Anna is genuinely all smiles in all pictures, holding her family and friends close to her.
 Dodging cameras at family get-togethers and pleading with folks to just ban facebook for awhile.
Gosh, dang I wish I was one of those people that was grateful, graceful and not so blambed prideful!
Those are the folks ya like to be around- I know individuals who are so engrossed in others you want to be around them all the time because they could care less what they look like.
They are true.
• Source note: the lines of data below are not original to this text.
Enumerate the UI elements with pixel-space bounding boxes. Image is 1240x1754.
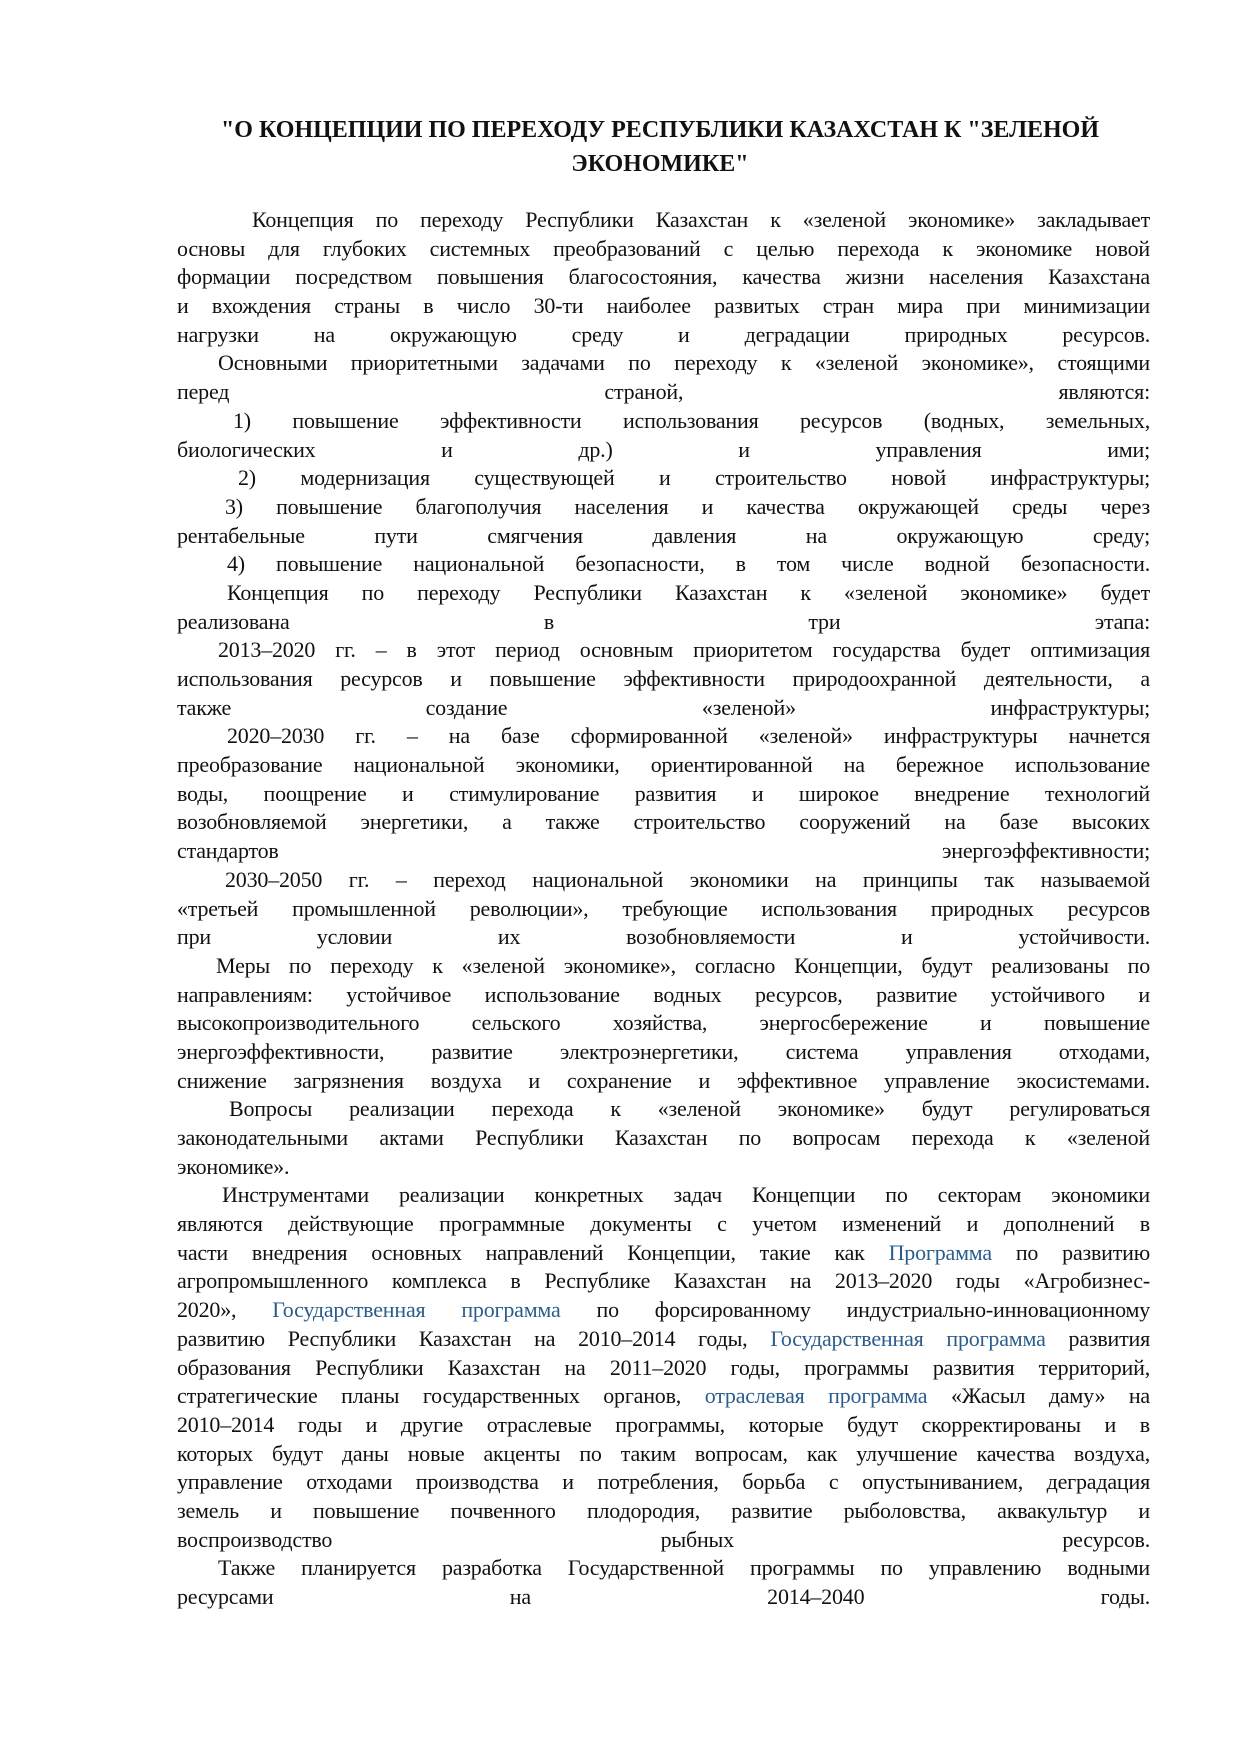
text-segment: 2) модернизация существующей и строительство новой инфраструктуры;: [238, 465, 1150, 491]
text-segment: 2010–2014 годы и другие отраслевые программы, которые будут скорректированы и в: [177, 1411, 1150, 1437]
document-title: [160, 113, 1160, 181]
program-link[interactable]: отраслевая программа: [704, 1383, 928, 1409]
text-segment: образования Республики Казахстан на 2011–2020 годы, программы развития территорий,: [177, 1354, 1150, 1380]
program-link[interactable]: Государственная программа: [770, 1325, 1046, 1351]
text-line: [177, 923, 1150, 952]
text-segment: перед страной, являются:: [177, 379, 1150, 405]
text-line: [177, 1267, 1150, 1296]
text-segment: стратегические планы государственных органов,: [177, 1383, 705, 1409]
text-line: [177, 1411, 1150, 1440]
text-line: [177, 1497, 1150, 1526]
text-segment: снижение загрязнения воздуха и сохранение и эффективное управление экосистемами.: [177, 1067, 1150, 1093]
text-segment: использования ресурсов и повышение эффективности природоохранной деятельности, а: [177, 666, 1150, 691]
text-line: [177, 1583, 1150, 1612]
text-line: [177, 1210, 1150, 1239]
text-line: [177, 808, 1150, 837]
text-line: [177, 1038, 1150, 1067]
text-segment: законодательными актами Республики Казахстан по вопросам перехода к «зеленой: [177, 1125, 1150, 1150]
text-line: [177, 1325, 1150, 1354]
text-line: [177, 694, 1150, 723]
text-line: [177, 1382, 1150, 1411]
text-line: [177, 464, 1150, 493]
text-line: [177, 292, 1150, 321]
text-segment: земель и повышение почвенного плодородия, развитие рыболовства, аквакультур и: [177, 1497, 1150, 1523]
text-line: [177, 722, 1150, 751]
text-line: [177, 579, 1150, 608]
text-segment: развитию Республики Казахстан на 2010–2014 годы,: [177, 1325, 771, 1351]
text-line: [177, 1440, 1150, 1469]
text-line: [177, 263, 1150, 292]
text-segment: которых будут даны новые акценты по таким вопросам, как улучшение качества воздуха,: [177, 1440, 1150, 1466]
text-segment: 2030–2050 гг. – переход национальной экономики на принципы так называемой: [225, 866, 1150, 892]
text-line: [177, 235, 1150, 264]
text-segment: 2013–2020 гг. – в этот период основным приоритетом государства будет оптимизация: [218, 637, 1150, 663]
text-segment: Также планируется разработка Государственной программы по управлению водными: [218, 1555, 1150, 1581]
text-line: [177, 1296, 1150, 1325]
text-segment: Концепция по переходу Республики Казахстан к «зеленой экономике» будет: [227, 579, 1150, 605]
text-segment: 2020–2030 гг. – на базе сформированной «зеленой» инфраструктуры начнется: [227, 723, 1150, 749]
text-line: [177, 895, 1150, 924]
text-line: [177, 981, 1150, 1010]
text-segment: реализована в три этапа:: [177, 608, 1150, 634]
text-segment: биологических и др.) и управления ими;: [177, 436, 1150, 462]
text-segment: Меры по переходу к «зеленой экономике», согласно Концепции, будут реализованы по: [216, 952, 1150, 978]
text-line: [177, 780, 1150, 809]
text-line: [177, 1124, 1150, 1153]
text-segment: развития: [1045, 1325, 1150, 1351]
text-segment: управление отходами производства и потребления, борьба с опустыниванием, деградация: [177, 1469, 1150, 1495]
text-segment: по форсированному индустриально-инновационному: [560, 1297, 1150, 1323]
text-segment: Инструментами реализации конкретных задач Концепции по секторам экономики: [222, 1182, 1150, 1208]
text-segment: Концепция по переходу Республики Казахстан к «зеленой экономике» закладывает: [252, 207, 1150, 232]
text-segment: стандартов энергоэффективности;: [177, 838, 1150, 864]
text-segment: энергоэффективности, развитие электроэнергетики, система управления отходами,: [177, 1038, 1150, 1064]
text-segment: при условии их возобновляемости и устойчивости.: [177, 924, 1150, 950]
text-line: [177, 952, 1150, 981]
text-line: [177, 349, 1150, 378]
text-segment: 4) повышение национальной безопасности, в том числе водной безопасности.: [227, 551, 1150, 577]
text-line: [177, 837, 1150, 866]
title-line-1: "О КОНЦЕПЦИИ ПО ПЕРЕХОДУ РЕСПУБЛИКИ КАЗАХСТАН К "ЗЕЛЕНОЙ: [220, 117, 1099, 143]
program-link[interactable]: Государственная программа: [272, 1297, 561, 1323]
text-segment: основы для глубоких системных преобразований с целью перехода к экономике новой: [177, 235, 1150, 261]
text-segment: Основными приоритетными задачами по переходу к «зеленой экономике», стоящими: [218, 350, 1150, 376]
text-segment: формации посредством повышения благосостояния, качества жизни населения Казахстана: [177, 264, 1150, 290]
text-line: [177, 407, 1150, 436]
text-segment: нагрузки на окружающую среду и деградации природных ресурсов.: [177, 321, 1150, 347]
title-line-2: ЭКОНОМИКЕ": [571, 151, 749, 177]
text-segment: высокопроизводительного сельского хозяйства, энергосбережение и повышение: [177, 1010, 1150, 1036]
text-segment: «третьей промышленной революции», требующие использования природных ресурсов: [177, 895, 1150, 921]
document-body: [177, 206, 1150, 1612]
text-line: [177, 436, 1150, 465]
text-line: [177, 1526, 1150, 1555]
text-line: [177, 550, 1150, 579]
text-segment: 2020»,: [177, 1297, 273, 1323]
text-line: [177, 751, 1150, 780]
text-segment: являются действующие программные документы с учетом изменений и дополнений в: [177, 1211, 1150, 1237]
text-segment: по развитию: [991, 1239, 1150, 1265]
text-segment: агропромышленного комплекса в Республике Казахстан на 2013–2020 годы «Агробизнес-: [177, 1268, 1150, 1294]
text-segment: 1) повышение эффективности использования ресурсов (водных, земельных,: [233, 407, 1150, 433]
text-segment: также создание «зеленой» инфраструктуры;: [177, 694, 1150, 720]
text-line: [177, 608, 1150, 637]
text-segment: воды, поощрение и стимулирование развития и широкое внедрение технологий: [177, 780, 1150, 806]
text-line: [177, 522, 1150, 551]
text-line: [177, 321, 1150, 350]
text-line: [177, 1468, 1150, 1497]
text-segment: 3) повышение благополучия населения и качества окружающей среды через: [225, 493, 1150, 519]
text-segment: и вхождения страны в число 30-ти наиболее развитых стран мира при минимизации: [177, 293, 1150, 319]
text-line: [177, 1554, 1150, 1583]
text-segment: рентабельные пути смягчения давления на окружающую среду;: [177, 522, 1150, 548]
text-line: [177, 1239, 1150, 1268]
text-segment: ресурсами на 2014–2040 годы.: [177, 1584, 1150, 1609]
program-link[interactable]: Программа: [888, 1239, 992, 1265]
text-segment: экономике».: [177, 1153, 290, 1179]
text-line: [177, 1095, 1150, 1124]
text-segment: Вопросы реализации перехода к «зеленой экономике» будут регулироваться: [229, 1096, 1150, 1122]
text-segment: направлениям: устойчивое использование водных ресурсов, развитие устойчивого и: [177, 981, 1150, 1007]
text-segment: преобразование национальной экономики, ориентированной на бережное использование: [177, 752, 1150, 778]
text-segment: «Жасыл даму» на: [927, 1383, 1150, 1409]
text-segment: возобновляемой энергетики, а также строительство сооружений на базе высоких: [177, 809, 1150, 835]
text-line: [177, 1354, 1150, 1383]
text-segment: части внедрения основных направлений Концепции, такие как: [177, 1239, 889, 1265]
text-line: [177, 493, 1150, 522]
text-line: [177, 1153, 1150, 1182]
text-segment: воспроизводство рыбных ресурсов.: [177, 1526, 1150, 1552]
text-line: [177, 1067, 1150, 1096]
text-line: [177, 206, 1150, 235]
text-line: [177, 1009, 1150, 1038]
text-line: [177, 636, 1150, 665]
text-line: [177, 866, 1150, 895]
text-line: [177, 665, 1150, 694]
text-line: [177, 1181, 1150, 1210]
text-line: [177, 378, 1150, 407]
They know who they are no matter what the circumstances.
And they aren't fretting the small stuff.
So how do you get un-Grinch-ish selfish when you have to go through the same stuff
over and over?
(Serve others.)
I hope this post doesn't make others feel that I am not striving to be one of those people, or that my physical problems haven't eluded me at times and I truly can say
that it doesn't bother me what I look like,
that I can feel my worth at all times. 
That I truly am interested in others and that is what makes having an illness like this bearable.
Or the enduring of certain side effects doable because you have the phenomenal lift  from others kindnesses that make it possible just as the lift that puts airplanes in the sky.
It really is miraculous. 
Getting to know others and having good friends has always been important to me and being house bound at various times in life, not out to the games, or able to help friends- is difficult.
I have plenty of people around me, in my church, neighborhood and friends in other places that have set forth good examples.
In fact, I'm super jealous of this lady I know who can push her husband over an hour in his wheel chair, set up Christmas decorations, send out heartwarming invitations and letters to others and all this after going through cancer.
Oh, and being in her late 70's.
Just as a warning to others- there are some tough birds in this neighborhood that are in their later years and you don't want to mess with them. Jaden can't even convince them to allow him to mow their lawns.
They've got it covered.
Maybe when they hit their 90's a new market will open up for him.
This blog is a very important way for me to "reach" some of those friends who I would normally have sought out in person on one of J and I's walks or rides, and conversed, laughed, or uplifted.
Hope you don't mind the venting.
On the positive side:
We can all rest assured knowing that I will be immune to the harsh Idaho temps approaching being all bundled up in my VS coat bra, and "other" padding.